7. The Advisory Committee recommended the Board implement a rule clarifying that a prescriber or dispenser may run a patient profile report prior to accepting that person as a patient once that patient has requested to come under the practitioner's care (such as a new patient or referral). The Board approved this recommendation.
8. The Committee recommended the Board implement a rule clarifying that it is permissible for a prescriber or dispenser to access the prescription drug profile of the mother for the purpose of treating a newborn child or child being breastfed. The Board approved this recommendation.
9. The Committee recommended the Legislature clarify that the person whose identity must be verified with a government-issued photo ID is the person picking up a prescription at the pharmacy, whether on their own behalf or on behalf of another person. This will make it clear pharmacies are to request the ID of the person picking up the prescription. The Board approved this recommendation.
10. The Committee recommended the Legislature amend the requirements for law enforcement training to include training approved by the Board of Pharmacy and delete the current required training is with the DEA. The Board of Pharmacy approved this.
The Advisory Committee will continue study of additional recommendations.
CONVENTION DRAWS GREAT ATTENDANCE
Over 180 pharmacists and students attended WVPA's 106th Annual Convention at Stonewall Resort, August 24 and 25. "We are certainly pleased with the turnout", said President Jason Turner, Moundsville Pharmacy owner, who presided over the meeting.
"Attendees were updated on the Affordable Care Act and to implement medication therapy management in their practices, among the outstanding CE programs held", added Turner. Up to 14 hours of CE were available to pharmacists and seven hours to pharmacy technicians over the two days.
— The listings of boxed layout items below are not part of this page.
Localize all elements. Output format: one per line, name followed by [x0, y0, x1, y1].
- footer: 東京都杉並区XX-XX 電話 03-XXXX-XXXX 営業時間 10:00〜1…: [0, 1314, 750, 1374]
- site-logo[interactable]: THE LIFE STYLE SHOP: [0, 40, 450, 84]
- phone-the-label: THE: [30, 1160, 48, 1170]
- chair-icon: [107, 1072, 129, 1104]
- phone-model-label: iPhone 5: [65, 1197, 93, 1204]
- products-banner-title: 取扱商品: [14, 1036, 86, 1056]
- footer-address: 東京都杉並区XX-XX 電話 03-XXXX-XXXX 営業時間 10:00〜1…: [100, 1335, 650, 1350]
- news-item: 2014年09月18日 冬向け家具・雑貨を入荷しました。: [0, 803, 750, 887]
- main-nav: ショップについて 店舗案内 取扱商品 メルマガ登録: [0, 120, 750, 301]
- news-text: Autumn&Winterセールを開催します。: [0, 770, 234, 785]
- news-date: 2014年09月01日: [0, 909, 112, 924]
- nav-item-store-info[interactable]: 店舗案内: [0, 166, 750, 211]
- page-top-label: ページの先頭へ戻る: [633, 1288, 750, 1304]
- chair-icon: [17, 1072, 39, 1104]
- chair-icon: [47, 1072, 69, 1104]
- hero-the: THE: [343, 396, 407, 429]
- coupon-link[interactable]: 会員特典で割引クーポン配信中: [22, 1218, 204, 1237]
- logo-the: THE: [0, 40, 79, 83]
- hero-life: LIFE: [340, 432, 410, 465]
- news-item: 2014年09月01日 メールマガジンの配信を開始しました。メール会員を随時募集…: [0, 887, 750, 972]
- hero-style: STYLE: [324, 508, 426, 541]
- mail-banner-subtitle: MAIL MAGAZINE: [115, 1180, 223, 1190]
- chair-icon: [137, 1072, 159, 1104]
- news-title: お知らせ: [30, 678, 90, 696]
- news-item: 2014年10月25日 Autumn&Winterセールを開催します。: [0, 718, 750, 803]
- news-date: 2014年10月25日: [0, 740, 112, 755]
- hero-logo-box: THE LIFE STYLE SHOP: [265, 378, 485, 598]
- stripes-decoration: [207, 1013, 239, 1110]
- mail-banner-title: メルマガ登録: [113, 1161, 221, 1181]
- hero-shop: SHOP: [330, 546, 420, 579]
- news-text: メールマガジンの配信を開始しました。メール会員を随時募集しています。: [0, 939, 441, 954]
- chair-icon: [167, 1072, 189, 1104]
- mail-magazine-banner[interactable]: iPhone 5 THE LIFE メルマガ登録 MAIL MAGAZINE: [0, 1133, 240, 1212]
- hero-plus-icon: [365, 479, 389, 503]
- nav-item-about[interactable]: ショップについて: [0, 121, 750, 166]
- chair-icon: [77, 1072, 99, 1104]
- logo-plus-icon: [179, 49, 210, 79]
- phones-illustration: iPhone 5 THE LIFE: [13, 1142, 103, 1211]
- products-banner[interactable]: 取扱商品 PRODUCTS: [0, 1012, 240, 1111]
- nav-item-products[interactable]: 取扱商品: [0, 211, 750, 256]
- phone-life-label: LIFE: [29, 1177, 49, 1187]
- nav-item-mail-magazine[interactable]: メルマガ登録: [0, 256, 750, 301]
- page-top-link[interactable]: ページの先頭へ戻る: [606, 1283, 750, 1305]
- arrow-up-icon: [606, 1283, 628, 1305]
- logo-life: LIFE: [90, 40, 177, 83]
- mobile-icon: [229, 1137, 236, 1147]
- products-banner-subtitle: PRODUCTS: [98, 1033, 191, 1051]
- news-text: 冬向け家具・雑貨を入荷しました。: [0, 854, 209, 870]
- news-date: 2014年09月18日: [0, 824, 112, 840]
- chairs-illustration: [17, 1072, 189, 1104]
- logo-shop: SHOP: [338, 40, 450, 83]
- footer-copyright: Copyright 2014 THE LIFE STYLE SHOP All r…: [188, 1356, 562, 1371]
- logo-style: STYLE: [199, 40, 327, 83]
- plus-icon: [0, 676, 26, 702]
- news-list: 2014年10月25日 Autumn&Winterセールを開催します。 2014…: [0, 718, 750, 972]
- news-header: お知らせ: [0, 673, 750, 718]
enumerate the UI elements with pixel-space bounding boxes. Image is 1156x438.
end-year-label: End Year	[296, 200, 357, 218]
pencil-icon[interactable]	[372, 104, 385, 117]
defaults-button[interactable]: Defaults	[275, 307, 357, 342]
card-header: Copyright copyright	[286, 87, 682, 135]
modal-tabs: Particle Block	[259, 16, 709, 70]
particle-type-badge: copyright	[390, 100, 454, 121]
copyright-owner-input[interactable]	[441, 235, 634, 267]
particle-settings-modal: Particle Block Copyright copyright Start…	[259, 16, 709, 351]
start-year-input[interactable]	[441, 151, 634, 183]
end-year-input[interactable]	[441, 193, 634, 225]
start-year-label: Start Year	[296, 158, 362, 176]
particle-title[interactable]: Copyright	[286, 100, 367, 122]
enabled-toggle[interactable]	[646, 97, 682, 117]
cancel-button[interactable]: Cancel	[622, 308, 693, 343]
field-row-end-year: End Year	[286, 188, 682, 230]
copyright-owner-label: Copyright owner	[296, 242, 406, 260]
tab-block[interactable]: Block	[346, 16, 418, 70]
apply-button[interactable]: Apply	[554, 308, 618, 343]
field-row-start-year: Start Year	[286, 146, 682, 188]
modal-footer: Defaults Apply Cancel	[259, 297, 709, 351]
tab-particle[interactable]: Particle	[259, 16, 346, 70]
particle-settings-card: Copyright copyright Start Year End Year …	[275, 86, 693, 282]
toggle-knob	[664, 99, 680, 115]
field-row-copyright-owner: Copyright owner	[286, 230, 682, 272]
Officers elected for 2013-14 are: Jason Turner, President; Betsy Elswick, Past President; Krista Capehart, President Elect; Craig Kimble, Treasurer; Patty Johnston, Director at Large; Katie Kacmarik, Director at Large; Emily Judy, Community Pharmacy Director; C. K. Babcock, Employed Pharmacists Director; Jeremy Prunty, Institutional Pharmacy Director; Dean Kevin Yingling, Marshall University School of Pharmacy; Dean Michelle Easton, University of Charleston School of Pharmacy; and Dean Pat Chase, WVU School of Pharmacy. A student from each of the three Schools of Pharmacy will also serve on Board of Directors.
Vendors supporting the Convention were American Pharmacy Services Corporation, Astra Zeneca, Bayer HealthCare, Cardinal Health, Electronic Billing Services, Inc.,1-Runner Diabetic Shoes, Merck & Co., Miami Luken, Mylan Pharmaceutical, Inc., National Association of Chain Drug Stores, Novo Nordisk, The Center for Rural Health Development, and the State's three pharmacy schools, Marshall University, WVU and University of Charleston.
C. K. Babcock, was presented the Excellence In Innovation Award, by President Turner during the Installation and Awards Dinner. President Turner presented the Distinguished Pharmacist Award to Cassandra Ford. Past President Arlie Winters, Jr., received the coveted Bowl of Hygeia Award. Executive Director Richard Stevens presented Jason Turner with the Dr. James H. Beale Award, the highest honor the Association can bestow a member.
The 107th Annual Convention will be held August 23 and 24, 2014, at Stonewall. The Resort offers several amenities that can be enjoyed by pharmacists and their families.